President Barack Obama signed into law provisions of the American Jobs Act to help unemployed veterans. The measures had broad bipartisan support and provide significant tax credits to businesses that hire those who have returned from war; additional credits are given to those who hire “wounded warriors.” At a time when there is little agreement on war policy, the tax code, or how to solve joblessness in the broader population, the passage of this bill — signed just as the supercommittee was throwing in the towel — was a welcome sign that progress is possible.
Yet it is also a reminder of how difficult life is for many returning troops. The Bureau of Labor Statistics puts the unemployment rate above 12 percent for veterans of recent wars, more than 3 points higher than the civilian market. The new bill, structured to create incentives to businesses willing to hire long-term unemployed veterans, will be paid for by delaying a planned reduction in fees for a Department of Veterans Affairs home-loan program. The bill also will support transition-assistance planning and make it easier for veterans to use their military skills to satisfy state licensing and accreditation requirements that often hinder employment.

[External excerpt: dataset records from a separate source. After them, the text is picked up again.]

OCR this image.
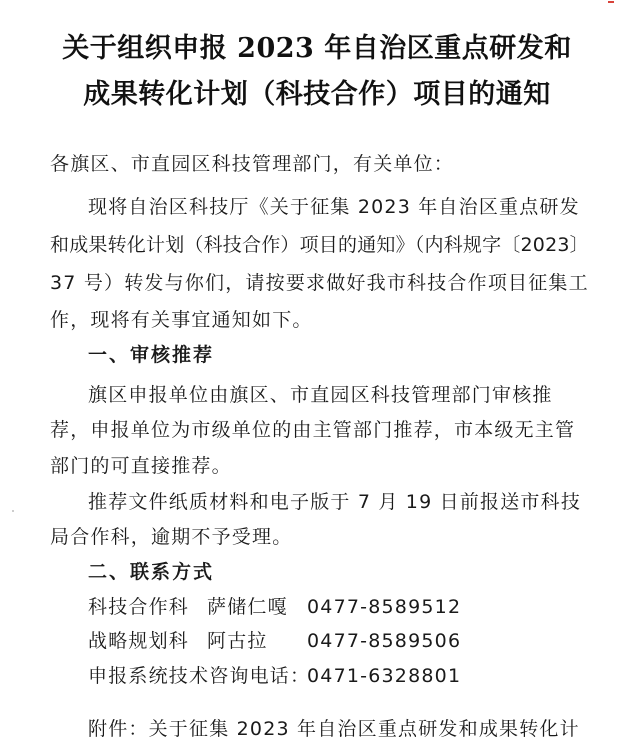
关于组织申报 2023 年自治区重点研发和
成果转化计划（科技合作）项目的通知
各旗区、市直园区科技管理部门，有关单位：
现将自治区科技厅《关于征集 2023 年自治区重点研发
和成果转化计划（科技合作）项目的通知》（内科规字〔2023〕
37 号）转发与你们，请按要求做好我市科技合作项目征集工
作，现将有关事宜通知如下。
一、审核推荐
旗区申报单位由旗区、市直园区科技管理部门审核推
荐，申报单位为市级单位的由主管部门推荐，市本级无主管
部门的可直接推荐。
推荐文件纸质材料和电子版于 7 月 19 日前报送市科技
局合作科，逾期不予受理。
二、联系方式
科技合作科 萨储仁嘎 0477-8589512
战略规划科 阿古拉 0477-8589506
申报系统技术咨询电话：
0471-6328801
附件：关于征集 2023 年自治区重点研发和成果转化计
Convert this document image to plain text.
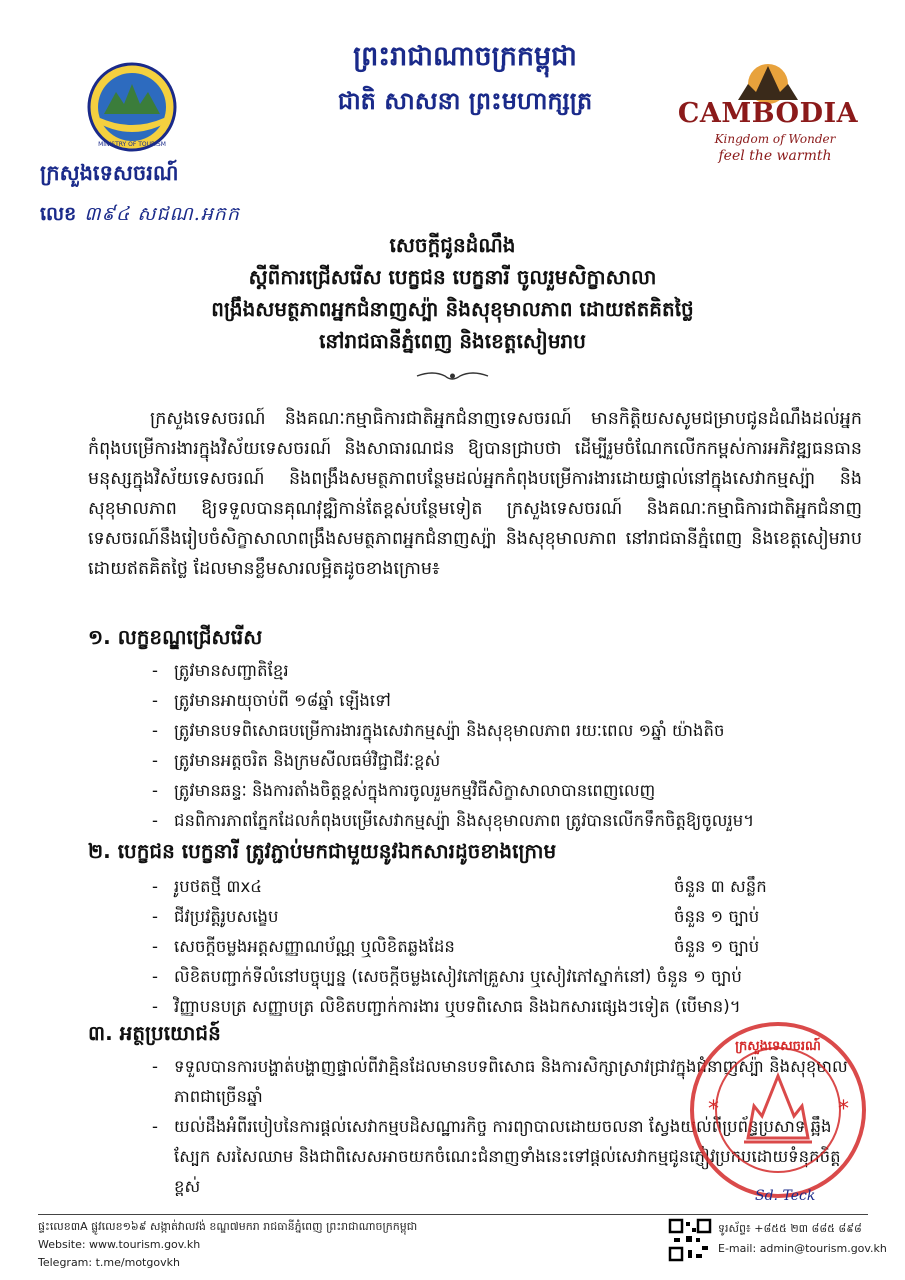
MINISTRY OF TOURISM
ព្រះរាជាណាចក្រកម្ពុជា
ជាតិ សាសនា ព្រះមហាក្សត្រ
ក្រសួងទេសចរណ៍
លេខ ៣៩៤ សជណ.អកក
CAMBODIA
Kingdom of Wonder
feel the warmth
សេចក្តីជូនដំណឹង
ស្តីពីការជ្រើសរើស បេក្ខជន បេក្ខនារី ចូលរួមសិក្ខាសាលា
ពង្រឹងសមត្ថភាពអ្នកជំនាញស្ប៉ា និងសុខុមាលភាព ដោយឥតគិតថ្លៃ
នៅរាជធានីភ្នំពេញ និងខេត្តសៀមរាប
ក្រសួងទេសចរណ៍ និងគណៈកម្មាធិការជាតិអ្នកជំនាញទេសចរណ៍ មានកិត្តិយសសូមជម្រាបជូនដំណឹងដល់អ្នកកំពុងបម្រើការងារក្នុងវិស័យទេសចរណ៍ និងសាធារណជន ឱ្យបានជ្រាបថា ដើម្បីរួមចំណែកលើកកម្ពស់ការអភិវឌ្ឍធនធានមនុស្សក្នុងវិស័យទេសចរណ៍ និងពង្រឹងសមត្ថភាពបន្ថែមដល់អ្នកកំពុងបម្រើការងារដោយផ្ទាល់នៅក្នុងសេវាកម្មស្ប៉ា និងសុខុមាលភាព ឱ្យទទួលបានគុណវុឌ្ឍិកាន់តែខ្ពស់បន្ថែមទៀត ក្រសួងទេសចរណ៍ និងគណៈកម្មាធិការជាតិអ្នកជំនាញទេសចរណ៍នឹងរៀបចំសិក្ខាសាលាពង្រឹងសមត្ថភាពអ្នកជំនាញស្ប៉ា និងសុខុមាលភាព នៅរាជធានីភ្នំពេញ និងខេត្តសៀមរាប ដោយឥតគិតថ្លៃ ដែលមានខ្លឹមសារលម្អិតដូចខាងក្រោម៖
១. លក្ខខណ្ឌជ្រើសរើស
- ត្រូវមានសញ្ជាតិខ្មែរ
- ត្រូវមានអាយុចាប់ពី ១៨ឆ្នាំ ឡើងទៅ
- ត្រូវមានបទពិសោធបម្រើការងារក្នុងសេវាកម្មស្ប៉ា និងសុខុមាលភាព រយៈពេល ១ឆ្នាំ យ៉ាងតិច
- ត្រូវមានអត្តចរិត និងក្រមសីលធម៌វិជ្ជាជីវៈខ្ពស់
- ត្រូវមានឆន្ទៈ និងការតាំងចិត្តខ្ពស់ក្នុងការចូលរួមកម្មវិធីសិក្ខាសាលាបានពេញលេញ
- ជនពិការភាពភ្នែកដែលកំពុងបម្រើសេវាកម្មស្ប៉ា និងសុខុមាលភាព ត្រូវបានលើកទឹកចិត្តឱ្យចូលរួម។
២. បេក្ខជន បេក្ខនារី ត្រូវភ្ជាប់មកជាមួយនូវឯកសារដូចខាងក្រោម
- រូបថតថ្មី ៣x៤	ចំនួន ៣ សន្លឹក
- ជីវប្រវត្តិរូបសង្ខេប	ចំនួន ១ ច្បាប់
- សេចក្តីចម្លងអត្តសញ្ញាណប័ណ្ណ ឬលិខិតឆ្លងដែន	ចំនួន ១ ច្បាប់
- លិខិតបញ្ជាក់ទីលំនៅបច្ចុប្បន្ន (សេចក្តីចម្លងសៀវភៅគ្រួសារ ឬសៀវភៅស្នាក់នៅ) ចំនួន ១ ច្បាប់
- វិញ្ញាបនបត្រ សញ្ញាបត្រ លិខិតបញ្ជាក់ការងារ ឬបទពិសោធ និងឯកសារផ្សេងៗទៀត (បើមាន)។
៣. អត្ថប្រយោជន៍
- ទទួលបានការបង្ហាត់បង្ហាញផ្ទាល់ពីវាគ្មិនដែលមានបទពិសោធ និងការសិក្សាស្រាវជ្រាវក្នុងជំនាញស្ប៉ា និងសុខុមាលភាពជាច្រើនឆ្នាំ
- យល់ដឹងអំពីរបៀបនៃការផ្តល់សេវាកម្មបដិសណ្ឋារកិច្ច ការព្យាបាលដោយចលនា ស្វែងយល់ពីប្រព័ន្ធប្រសាទ ឆ្អឹង ស្បែក សរសៃឈាម និងជាពិសេសអាចយកចំណេះជំនាញទាំងនេះទៅផ្តល់សេវាកម្មជូនភ្ញៀវប្រកបដោយទំនុកចិត្តខ្ពស់
ក្រសួងទេសចរណ៍
*	*
Sd. Teck
ផ្ទះលេខ៣A ផ្លូវលេខ១៦៩ សង្កាត់វាលវង់ ខណ្ឌ៧មករា រាជធានីភ្នំពេញ ព្រះរាជាណាចក្រកម្ពុជា
Website: www.tourism.gov.kh
Telegram: t.me/motgovkh
ទូរស័ព្ទ៖ +៨៥៥ ២៣ ៨៨៥ ៨៩៨
E-mail: admin@tourism.gov.kh
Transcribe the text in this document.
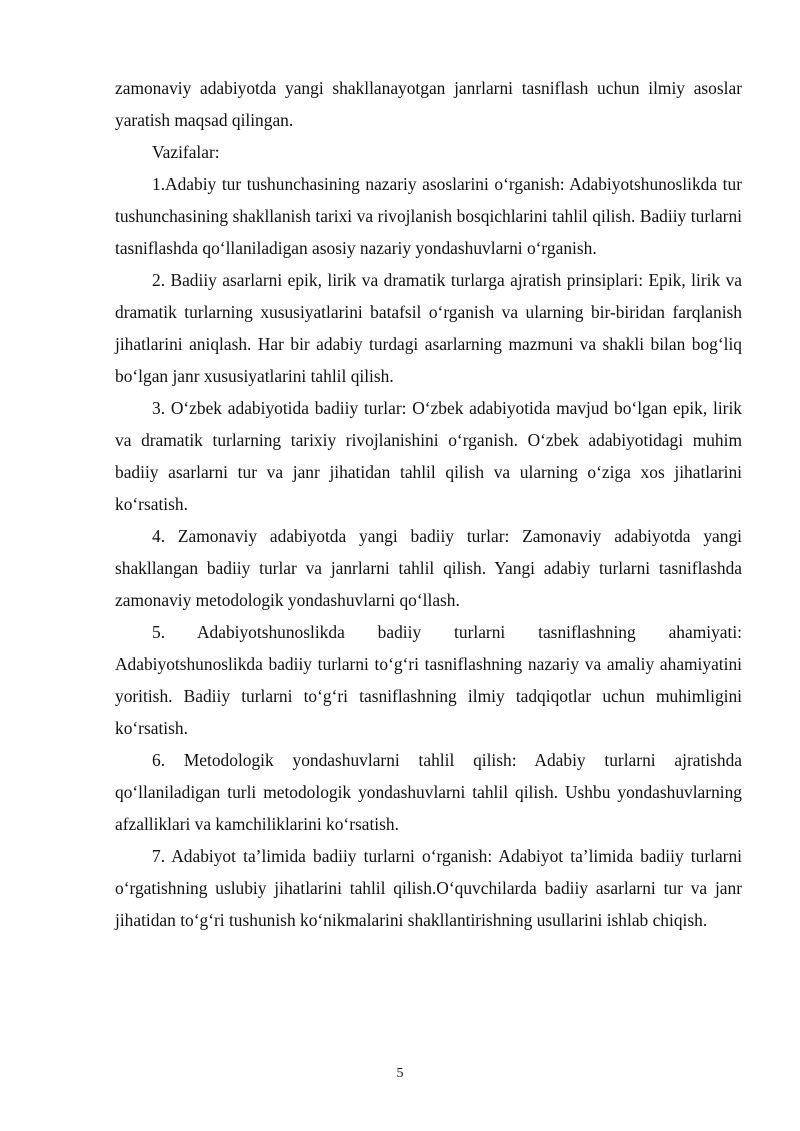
zamonaviy adabiyotda yangi shakllanayotgan janrlarni tasniflash uchun ilmiy asoslar yaratish maqsad qilingan.

Vazifalar:

1.Adabiy tur tushunchasining nazariy asoslarini o‘rganish: Adabiyotshunoslikda tur tushunchasining shakllanish tarixi va rivojlanish bosqichlarini tahlil qilish. Badiiy turlarni tasniflashda qo‘llaniladigan asosiy nazariy yondashuvlarni o‘rganish.

2. Badiiy asarlarni epik, lirik va dramatik turlarga ajratish prinsiplari: Epik, lirik va dramatik turlarning xususiyatlarini batafsil o‘rganish va ularning bir-biridan farqlanish jihatlarini aniqlash. Har bir adabiy turdagi asarlarning mazmuni va shakli bilan bog‘liq bo‘lgan janr xususiyatlarini tahlil qilish.

3. O‘zbek adabiyotida badiiy turlar: O‘zbek adabiyotida mavjud bo‘lgan epik, lirik va dramatik turlarning tarixiy rivojlanishini o‘rganish. O‘zbek adabiyotidagi muhim badiiy asarlarni tur va janr jihatidan tahlil qilish va ularning o‘ziga xos jihatlarini ko‘rsatish.

4. Zamonaviy adabiyotda yangi badiiy turlar: Zamonaviy adabiyotda yangi shakllangan badiiy turlar va janrlarni tahlil qilish. Yangi adabiy turlarni tasniflashda zamonaviy metodologik yondashuvlarni qo‘llash.

5. Adabiyotshunoslikda badiiy turlarni tasniflashning ahamiyati: Adabiyotshunoslikda badiiy turlarni to‘g‘ri tasniflashning nazariy va amaliy ahamiyatini yoritish. Badiiy turlarni to‘g‘ri tasniflashning ilmiy tadqiqotlar uchun muhimligini ko‘rsatish.

6. Metodologik yondashuvlarni tahlil qilish: Adabiy turlarni ajratishda qo‘llaniladigan turli metodologik yondashuvlarni tahlil qilish. Ushbu yondashuvlarning afzalliklari va kamchiliklarini ko‘rsatish.

7. Adabiyot ta’limida badiiy turlarni o‘rganish: Adabiyot ta’limida badiiy turlarni o‘rgatishning uslubiy jihatlarini tahlil qilish.O‘quvchilarda badiiy asarlarni tur va janr jihatidan to‘g‘ri tushunish ko‘nikmalarini shakllantirishning usullarini ishlab chiqish.

5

Massachusetts Sen. Scott Brown was instrumental in moving these provisions forward.
As calls grow louder for a thorough reform of the federal tax code — and for an elimination of tax credits — the bill for unemployed veterans sends an important message. While some credits are little more than giveaways crafted by lobbyists for favored industries, others are attempts to enlist private businesses in addressing broad public needs. The latter is true here: Returning veterans are deserving and struggling, and Congress was right to offer a hand.